It’s about 8:30 a.m. A pair of dark red Catholic, Virgin Guadalupe candles with a picture of the Virgin Mary stare into the eyes of the two “customers” at the cramped University Market Store in City Heights as they walk through the entrance. One might think it is the mark of a good omen, a silent guardian always watching over the place perhaps— though not on this night.
While watching the channel 9 KUSI news on the old disheveled counter, she could not have fathomed what was about to happen next.
A pair of men entered, walking swiftly to the far edge of the counter, away from the entrance where Sirvana—who declined to reveal her last name for the fear of her safety—was sitting. One of the men reached into his pocket and pulled out a gun.
“Put your head down, don’t look at me, and give me all your money,” he said.
Sirvana was terrified.
“They…took everything out of the safe, the cash register…I thought to myself, ‘why should I give them this money, why should I do this?’ But at that moment, you want to save your life,” she said.
After taking everything they could from the safe and emptying the register of its contents, they ran off in what appeared to be a getaway car.
“I still had nightmares for 2 months after that, I would wake up at 2 or 3 o’clock at night…of the men coming in and threatening me,” Sirvana said.
A life in City Heights
Sirvana, who moved to the U.S. from Iraq, maintains her job as a co-store owner with her husband in spite of the horrific robbery on 30 of Sept. 2013.
“I’ve worked here for 20 years, I’ve had good relationship(s) with the customers; no fighting or anything like that,” she said.
In contrast to Sirvana’s optimism, City Heights has one of the highest narcotic to crime ratios in San Diego. One officer who works specifically in the City Heights area, Benjamin Stanley, a PLNU alumnus, as well as a 5-year police officer on the crime suppression team and investigations, has seen these statistics play out in his work as an officer.
“If I were to compare it (City Heights) to say Mission Valley or something like that, there is definitely a difference, and there are many different reasons for that,” he said.

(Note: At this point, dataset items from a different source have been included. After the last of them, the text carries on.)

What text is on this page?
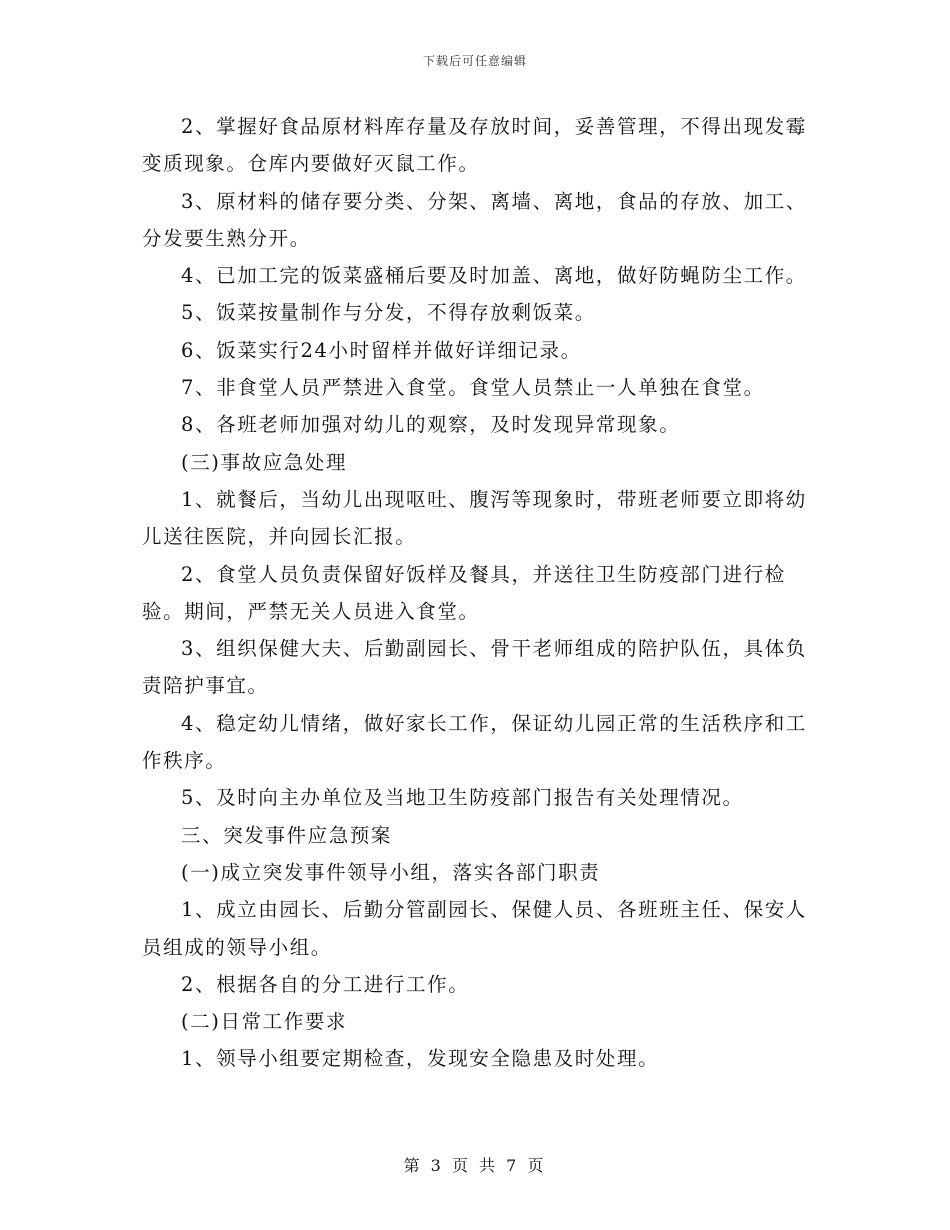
下载后可任意编辑

2、掌握好食品原材料库存量及存放时间，妥善管理，不得出现发霉变质现象。仓库内要做好灭鼠工作。

3、原材料的储存要分类、分架、离墙、离地，食品的存放、加工、分发要生熟分开。

4、已加工完的饭菜盛桶后要及时加盖、离地，做好防蝇防尘工作。

5、饭菜按量制作与分发，不得存放剩饭菜。

6、饭菜实行24小时留样并做好详细记录。

7、非食堂人员严禁进入食堂。食堂人员禁止一人单独在食堂。

8、各班老师加强对幼儿的观察，及时发现异常现象。

(三)事故应急处理

1、就餐后，当幼儿出现呕吐、腹泻等现象时，带班老师要立即将幼儿送往医院，并向园长汇报。

2、食堂人员负责保留好饭样及餐具，并送往卫生防疫部门进行检验。期间，严禁无关人员进入食堂。

3、组织保健大夫、后勤副园长、骨干老师组成的陪护队伍，具体负责陪护事宜。

4、稳定幼儿情绪，做好家长工作，保证幼儿园正常的生活秩序和工作秩序。

5、及时向主办单位及当地卫生防疫部门报告有关处理情况。

三、突发事件应急预案

(一)成立突发事件领导小组，落实各部门职责

1、成立由园长、后勤分管副园长、保健人员、各班班主任、保安人员组成的领导小组。

2、根据各自的分工进行工作。

(二)日常工作要求

1、领导小组要定期检查，发现安全隐患及时处理。

第 3 页 共 7 页
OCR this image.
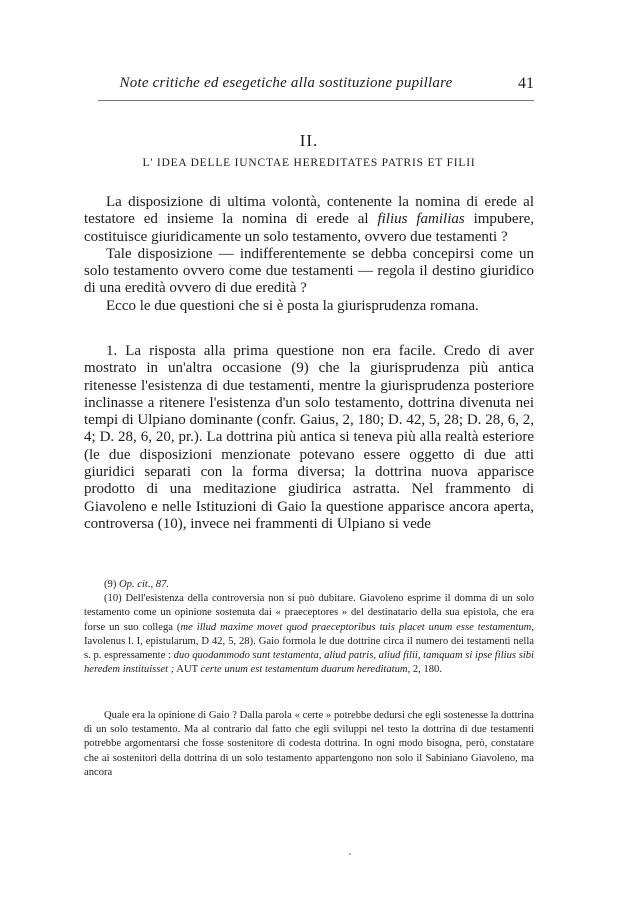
Note critiche ed esegetiche alla sostituzione pupillare	41
II.
L' IDEA DELLE IUNCTAE HEREDITATES PATRIS ET FILII

La disposizione di ultima volontà, contenente la nomina di erede al testatore ed insieme la nomina di erede al filius familias impubere, costituisce giuridicamente un solo testamento, ovvero due testamenti ?

Tale disposizione — indifferentemente se debba concepirsi come un solo testamento ovvero come due testamenti — regola il destino giuridico di una eredità ovvero di due eredità ?

Ecco le due questioni che si è posta la giurisprudenza romana.

1. La risposta alla prima questione non era facile. Credo di aver mostrato in un'altra occasione (9) che la giurisprudenza più antica ritenesse l'esistenza di due testamenti, mentre la giurisprudenza posteriore inclinasse a ritenere l'esistenza d'un solo testamento, dottrina divenuta nei tempi di Ulpiano dominante (confr. Gaius, 2, 180; D. 42, 5, 28; D. 28, 6, 2, 4; D. 28, 6, 20, pr.). La dottrina più antica si teneva più alla realtà esteriore (le due disposizioni menzionate potevano essere oggetto di due atti giuridici separati con la forma diversa; la dottrina nuova apparisce prodotto di una meditazione giudirica astratta. Nel frammento di Giavoleno e nelle Istituzioni di Gaio la questione apparisce ancora aperta, controversa (10), invece nei frammenti di Ulpiano si vede

(9) Op. cit., 87.

(10) Dell'esistenza della controversia non si può dubitare. Giavoleno esprime il domma di un solo testamento come un opinione sostenuta dai « praeceptores » del destinatario della sua epistola, che era forse un suo collega (me illud maxime movet quod praeceptoribus tuis placet unum esse testamentum, Iavolenus l. I, epistularum, D 42, 5, 28). Gaio formola le due dottrine circa il numero dei testamenti nella s. p. espressamente : duo quodammodo sunt testamenta, aliud patris, aliud filii, tamquam si ipse filius sibi heredem instituisset ; AUT certe unum est testamentum duarum hereditatum, 2, 180.

Quale era la opinione di Gaio ? Dalla parola « certe » potrebbe dedursi che egli sostenesse la dottrina di un solo testamento. Ma al contrario dal fatto che egli sviluppi nel testo la dottrina di due testamenti potrebbe argomentarsi che fosse sostenitore di codesta dottrina. In ogni modo bisogna, però, constatare che ai sostenitori della dottrina di un solo testamento appartengono non solo il Sabiniano Giavoleno, ma ancora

According to crime mapping data from the San Diego Police Department, the combined average number of crimes per 1,000 people in the immediate City Heights area came out to be 28.58, which was reported from January of 2013 to December of 2013; a higher rate than other neighborhoods in the study. To put it into perspective, if one were to combine the crime average for all of the small 14 neighborhoods sectioned in the City Heights area, it would be the third largest region in relation to the other 126 neighborhoods involved in the crime analysis. In terms of the average crimes reported per 1,000 people in the year 2013 alone, there were approximately 400 announced.
Some people like Cynthia Zavala, a resident of City Heights for the past year and a half, have mixed feelings about the living conditions.
“It’s not that clean, it’s trashy and dirty. It depends. Some people are nice, it’s really half-and-half for me,” Zavala said.
Others, particularly new residents to City Heights, Sharon White and John Black, are hopeful while making the best out of what they currently own.
“It’s okay, so far so good,” Black said. “This area really suits where we’re at in our income for the time being, so we really have no other choice right now.”
“Everybody’s friendly so far, definitely a diverse crowd,” White said.
Recovering from trauma
When threatened with death and being a victim of a serious crime, changes are often made to a survivor’s psyche; however, Stanley retains the assertion that there is no explainable reason for Sirvana to find a new job, and that City Heights is not a bad place to live in, especially in regards to the many students and faculty from PLNU who conduct ministry and attend church in the area.
“Honestly, I wouldn’t say she has to move,” Stanley said. “There’s actually quite a few PLNU alumni that live in City Heights. You just have to make sure you aren’t putting yourself in precarious situations that would make yourself an easy victim.”
But while combating potential danger, Sirvana has kept unrelenting resolve.
“The security here is much better here than back home.. I’ve been living here since 1980, and there hasn’t been any problems until that incident…and sometimes it’s really hard to make a living here as a foreign citizen,” Sirvana said. “But what can you do? You got to make a living, you have to work, it’s not the end of the world you know.”
It’s 4:30 pm now on Jan. 21, 2014, nearly 4 months after the incident.
Busy cars are weaving in and out of the narrow two-lane street running adjacent to the store situated on the corner of Winona and University Avenue—a few miles away from the PLNU Community Classroom—bustling about through rush hour traffic. Across the street staring back into the produce store’s parking lot are a group of men dressed in long white garments similar to a thobe, characteristic of the Muslim culture, watching blissful children playing street soccer.
Sirvana briefly looks up from her desk at the children and smiles, perhaps admiring their carelessness while being able to live in the moment, or seeking a means for dealing with emotional catharsis from the horrific event she endured a few months ago. The sun starts to set as she reclines in her chair, watching the KUSI news, and she looks on to another day of unknowns.